In Le Grand voyage, described by the director as "a love story between a father and a son," the one who almost invariably comes out at the bottom of the learning curve is the young French-born Reda (Nicolas Cazalé), whose rabidly conservative Moroccan father (beautifully played by Mohamed Majd, best actor winner at the Mar del Plata Film Festival) forces him to act as chauffeur on an arduous 5,000km pilgrimage to Mecca.
The closest we get to a mellowing of the father’s rigid stance is his eventual acceptance of his son’s non-Muslim girlfriend, who can be seen in a photograph the young man carries around with him. (I’d be curious to see just how tolerant the father would have been had the son been carrying the photo of a non-Muslim guy throughout their pilgrimage to Mecca.)
Considering the father’s stern, self-righteous, and bossy manner, Ferroukhi should have depicted the North African man’s eventual realization that his religious piety and ascetic ways do not make him morally superior to his fun-loving, European son. Le Grand voyage, however, never reaches that destination, opting instead for a more facile — and none too convincing — resolution in which tragedy leads to a final outburst of filial love.
Reviewed at the Los Angeles Film Festival.
Notes:
After a screening of Le Grand Voyage at the 2005 Los Angeles Film Festival, director-screenwriter Ismaël Ferroukhi told the audience that it took him five years to get his project off the ground. (The film’s screenplay was written in 1998.) Le Grand Voyage was shot in 2003, and since money was tight the two leads — along with the crew — often had to travel by car, as they do in the film. According to Ferroukhi, that arrangement helped the actors’ performances and enhanced the film’s realism.

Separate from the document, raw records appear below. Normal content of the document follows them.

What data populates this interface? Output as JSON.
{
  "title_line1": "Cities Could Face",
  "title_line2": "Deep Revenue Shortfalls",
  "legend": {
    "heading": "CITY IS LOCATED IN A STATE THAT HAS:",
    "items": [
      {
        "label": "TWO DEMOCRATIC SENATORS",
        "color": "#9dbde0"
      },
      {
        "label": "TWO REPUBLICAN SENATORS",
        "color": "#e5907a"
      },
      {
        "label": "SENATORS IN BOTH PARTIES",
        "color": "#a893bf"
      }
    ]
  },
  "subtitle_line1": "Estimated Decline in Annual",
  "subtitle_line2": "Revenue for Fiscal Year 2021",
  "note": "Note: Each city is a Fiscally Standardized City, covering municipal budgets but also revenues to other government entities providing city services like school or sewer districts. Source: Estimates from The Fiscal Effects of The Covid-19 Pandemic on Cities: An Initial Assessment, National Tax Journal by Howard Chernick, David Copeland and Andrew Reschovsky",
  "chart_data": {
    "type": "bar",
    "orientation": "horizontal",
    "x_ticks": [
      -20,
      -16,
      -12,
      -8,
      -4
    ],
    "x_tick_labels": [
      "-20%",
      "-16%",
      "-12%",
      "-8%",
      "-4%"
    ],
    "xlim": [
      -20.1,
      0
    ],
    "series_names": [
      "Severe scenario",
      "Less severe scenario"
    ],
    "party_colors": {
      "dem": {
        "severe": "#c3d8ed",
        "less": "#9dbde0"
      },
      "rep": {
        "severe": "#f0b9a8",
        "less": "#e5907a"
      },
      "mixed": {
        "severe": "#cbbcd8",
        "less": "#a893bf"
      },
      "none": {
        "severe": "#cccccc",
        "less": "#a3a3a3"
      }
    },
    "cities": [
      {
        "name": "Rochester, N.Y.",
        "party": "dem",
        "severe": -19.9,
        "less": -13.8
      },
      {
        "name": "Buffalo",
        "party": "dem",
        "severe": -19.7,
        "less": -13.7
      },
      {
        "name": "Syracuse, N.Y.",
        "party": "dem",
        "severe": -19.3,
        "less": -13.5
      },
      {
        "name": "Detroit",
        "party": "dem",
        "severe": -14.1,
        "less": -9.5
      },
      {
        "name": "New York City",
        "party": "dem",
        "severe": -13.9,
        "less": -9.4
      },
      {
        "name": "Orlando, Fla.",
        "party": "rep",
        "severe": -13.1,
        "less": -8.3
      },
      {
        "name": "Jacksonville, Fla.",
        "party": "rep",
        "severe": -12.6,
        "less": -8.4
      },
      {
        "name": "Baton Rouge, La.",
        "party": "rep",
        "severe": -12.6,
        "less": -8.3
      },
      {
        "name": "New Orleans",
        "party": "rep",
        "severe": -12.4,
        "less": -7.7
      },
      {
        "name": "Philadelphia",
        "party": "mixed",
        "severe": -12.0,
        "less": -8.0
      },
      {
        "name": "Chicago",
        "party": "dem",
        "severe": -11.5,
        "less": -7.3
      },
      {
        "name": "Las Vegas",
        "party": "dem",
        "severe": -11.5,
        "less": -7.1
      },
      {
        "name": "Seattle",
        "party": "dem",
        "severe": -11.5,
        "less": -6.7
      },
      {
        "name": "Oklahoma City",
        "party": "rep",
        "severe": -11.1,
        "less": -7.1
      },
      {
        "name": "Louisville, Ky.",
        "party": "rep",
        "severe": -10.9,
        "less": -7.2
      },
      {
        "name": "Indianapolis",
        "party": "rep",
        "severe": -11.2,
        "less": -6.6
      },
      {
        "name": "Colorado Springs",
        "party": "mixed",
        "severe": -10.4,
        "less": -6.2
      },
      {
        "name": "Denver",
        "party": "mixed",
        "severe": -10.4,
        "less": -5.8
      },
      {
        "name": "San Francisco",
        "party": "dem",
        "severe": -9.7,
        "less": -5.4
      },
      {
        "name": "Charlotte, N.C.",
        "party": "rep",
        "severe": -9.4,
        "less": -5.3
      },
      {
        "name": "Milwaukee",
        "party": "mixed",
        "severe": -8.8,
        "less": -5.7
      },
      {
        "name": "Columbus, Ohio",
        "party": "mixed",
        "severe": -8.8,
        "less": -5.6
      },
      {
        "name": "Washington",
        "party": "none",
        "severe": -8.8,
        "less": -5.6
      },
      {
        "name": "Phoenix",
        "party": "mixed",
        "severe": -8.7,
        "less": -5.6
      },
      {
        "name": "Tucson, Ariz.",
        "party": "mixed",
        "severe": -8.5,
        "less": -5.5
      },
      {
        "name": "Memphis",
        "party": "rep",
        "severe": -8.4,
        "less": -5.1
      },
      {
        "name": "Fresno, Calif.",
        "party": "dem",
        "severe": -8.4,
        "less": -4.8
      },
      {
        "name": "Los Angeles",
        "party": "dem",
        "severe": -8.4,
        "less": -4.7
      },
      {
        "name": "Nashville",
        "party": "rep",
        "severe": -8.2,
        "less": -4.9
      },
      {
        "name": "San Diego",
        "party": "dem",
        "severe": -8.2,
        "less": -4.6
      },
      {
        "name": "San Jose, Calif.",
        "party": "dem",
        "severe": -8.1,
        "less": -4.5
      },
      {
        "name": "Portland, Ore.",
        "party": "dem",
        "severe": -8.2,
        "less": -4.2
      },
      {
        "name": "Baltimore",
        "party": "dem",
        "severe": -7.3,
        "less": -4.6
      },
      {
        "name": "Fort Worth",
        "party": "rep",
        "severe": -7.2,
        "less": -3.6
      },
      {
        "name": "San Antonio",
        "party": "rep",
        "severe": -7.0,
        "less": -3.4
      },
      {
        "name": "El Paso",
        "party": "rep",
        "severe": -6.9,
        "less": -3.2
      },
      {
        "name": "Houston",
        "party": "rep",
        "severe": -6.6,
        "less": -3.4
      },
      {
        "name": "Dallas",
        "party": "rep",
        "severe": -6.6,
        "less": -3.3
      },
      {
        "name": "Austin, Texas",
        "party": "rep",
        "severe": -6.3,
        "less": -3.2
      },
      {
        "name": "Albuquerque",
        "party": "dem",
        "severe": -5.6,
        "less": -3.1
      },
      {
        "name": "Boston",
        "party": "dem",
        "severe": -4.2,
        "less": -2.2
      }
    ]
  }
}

Ferroukhi added that his inspiration for Le Grand Voyage was the intriguing concept of a father and a son who live under the same roof without speaking the same language — not only metaphorically, but also literally. (In Le Grand Voyage, Reda, the son, speaks only French, while his father speaks only Moroccan Arabic.) By having father and son stuck with each other during a lengthy trip, Ferroukhi could then force the two men to confront and eventually come to terms with their differences.
Ferroukhi also explained that the "orange door" in Reda’s blue car (the door is taken from a metal heap) is devoid of any profound symbolism. It was, however, a good way to make Reda’s car noticeable whether he was driving through Istanbul, Belgrade, or Mecca.
Spoilers: According to Ferroukhi, the father’s death at the end of the film was not a convenient resolution to the cultural and generational gap between father and son, but a means to bring greater relevance to Reda’s newfound maturity. During the Q&A session, the director made an analogy to "the pains of childbirth," which are necessary for the release of a new person.
"If the film has a message" Ferroukhi declared, "then it’s a message of tolerance." He explained that he set out to make "a universal film [that would reach] beyond culture and religion." The son learns to accept his father’s religious ways; the father learns that his son must follow his own path.